The first reaction of nice children when they hear there is no Santa Claus is to insist, “That’s not true.” When cornered, the more high-spirited may call you a “liar.” It’s just what they do. Mitt Romney didn’t give the Democrats the election as a Christmas present in last week’s debate. High-spirited Democrats and Jon Stewart now insist that Barack Obama could save the election and, also, finally sound like a real American if he ran around calling Mitt Romney a liar too. Don’t bite, Barack Obama, and don’t send Joe Biden out to do it for you.
Even calling politicians liars is unrewarding.
In this election, the mainstream media contracted out that work to independent business units called “fact-checkers.” They spend almost all their time sitting on the fence. Hopefully, they’ll find alternative, less unpleasant work after November 6.
The problem is that leveling the “l” word against a fellow American is rarely easy or safe. (Few vice-presidential candidates, for instance, take an hour off their best time in a running sport dominated by stopwatches.)
Unless we’ve already entered that state of partisan grace that allows us to believe unimaginably bad things about the other side, when we’re told someone is a liar, we’re forced to think, to demonstrate to yourself that we’re fair and not just politicians too.
Consequently, being asked to recognize Mitt Romney as a liar is much harder than asking us to put ourselves in Obama’s shoes and vote early. It’s like asking a good employee to go back to the office and work on an August weekend.
Sorting out what is imagined and what is true in budget plans and in the death science of economics is asking the impossible, especially in the passionate final days of a bitter election.
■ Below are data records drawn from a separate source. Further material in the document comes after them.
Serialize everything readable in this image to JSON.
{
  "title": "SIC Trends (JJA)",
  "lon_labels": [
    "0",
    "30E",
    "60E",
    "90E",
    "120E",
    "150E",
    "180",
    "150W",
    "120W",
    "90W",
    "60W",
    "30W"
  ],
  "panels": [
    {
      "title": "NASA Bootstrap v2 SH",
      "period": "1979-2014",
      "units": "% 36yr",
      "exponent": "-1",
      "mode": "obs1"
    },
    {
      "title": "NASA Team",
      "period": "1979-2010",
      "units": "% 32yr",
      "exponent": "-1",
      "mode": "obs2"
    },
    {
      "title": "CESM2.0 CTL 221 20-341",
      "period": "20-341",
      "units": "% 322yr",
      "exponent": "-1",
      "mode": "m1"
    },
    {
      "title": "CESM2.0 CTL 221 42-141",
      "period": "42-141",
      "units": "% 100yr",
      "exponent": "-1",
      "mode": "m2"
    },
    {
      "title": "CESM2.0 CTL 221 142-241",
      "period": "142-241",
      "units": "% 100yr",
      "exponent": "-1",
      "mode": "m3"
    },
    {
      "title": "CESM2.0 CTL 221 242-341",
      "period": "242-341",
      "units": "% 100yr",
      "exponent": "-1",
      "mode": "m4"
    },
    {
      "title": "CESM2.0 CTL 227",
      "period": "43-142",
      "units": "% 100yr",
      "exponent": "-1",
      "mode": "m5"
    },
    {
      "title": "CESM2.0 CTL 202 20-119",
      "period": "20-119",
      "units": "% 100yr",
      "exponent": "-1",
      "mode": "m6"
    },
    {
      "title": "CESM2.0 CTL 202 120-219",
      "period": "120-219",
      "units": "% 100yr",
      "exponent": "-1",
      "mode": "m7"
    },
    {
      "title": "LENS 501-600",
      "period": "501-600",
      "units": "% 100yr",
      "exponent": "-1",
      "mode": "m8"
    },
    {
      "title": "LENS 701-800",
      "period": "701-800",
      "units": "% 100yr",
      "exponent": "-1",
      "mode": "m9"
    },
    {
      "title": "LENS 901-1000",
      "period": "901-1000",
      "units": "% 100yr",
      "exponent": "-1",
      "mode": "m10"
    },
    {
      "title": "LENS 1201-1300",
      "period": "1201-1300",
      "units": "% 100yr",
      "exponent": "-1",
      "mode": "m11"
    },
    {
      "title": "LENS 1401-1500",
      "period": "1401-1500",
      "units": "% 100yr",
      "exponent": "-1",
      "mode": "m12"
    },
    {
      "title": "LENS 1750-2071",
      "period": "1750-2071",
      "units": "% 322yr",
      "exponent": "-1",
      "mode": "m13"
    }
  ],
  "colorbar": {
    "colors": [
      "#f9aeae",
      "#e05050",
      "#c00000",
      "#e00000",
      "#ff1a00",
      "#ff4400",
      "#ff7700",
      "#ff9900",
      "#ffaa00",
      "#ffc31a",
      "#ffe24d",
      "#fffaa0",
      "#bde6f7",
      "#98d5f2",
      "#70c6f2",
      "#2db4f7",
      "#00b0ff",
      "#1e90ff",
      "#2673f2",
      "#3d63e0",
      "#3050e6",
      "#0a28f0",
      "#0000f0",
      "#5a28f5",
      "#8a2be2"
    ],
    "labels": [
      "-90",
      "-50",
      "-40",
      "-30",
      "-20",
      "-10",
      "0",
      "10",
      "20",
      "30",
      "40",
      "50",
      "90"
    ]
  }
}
Obama’s problem in the first debate wasn’t that he didn’t use the “l” word, but that he didn’t defend himself effectively and have fun with Romney’s weaknesses as the political leader of today’s Republican government-in-waiting.
Romney is, of course, a mischievous data man. Indeed, he’s made a quarter of a $billion, in part, by attractively organizing slide decks of factlets and zingers.
Last night on CNN, for instance, he could market the idea that his tax plan could create exactly 7 million new jobs, while at the same time, he could slam the very word "stimulus" and refuse to reveal one number from the tax plan he’d bring to the table as president in the next big negotiation on Washington’s finances.
Nevertheless, Obama should stick to the politics of who Romney actually is and represents.
Obama’s campaign has rather well followed the music of an old generality authored, I recall, by Norman Mailer in the late 60s: Democrats believe they are of the people. Republicans believe they are for the people.
It must be a source of great comfort for Mitt Romney to believe, as he breathlessly insists, that his heart is in the right place. Let’s even imagine he’d be the best-intentioned politician in Washington. That said, when Mitt Romney rephrases his gaffs about those who accept help from government and brainstorms with Paul Ryan about the Heritage Foundation’s latest ideas about stiffening the backs of the elderly and the poor, remember: he and his friends will be speaking vicariously.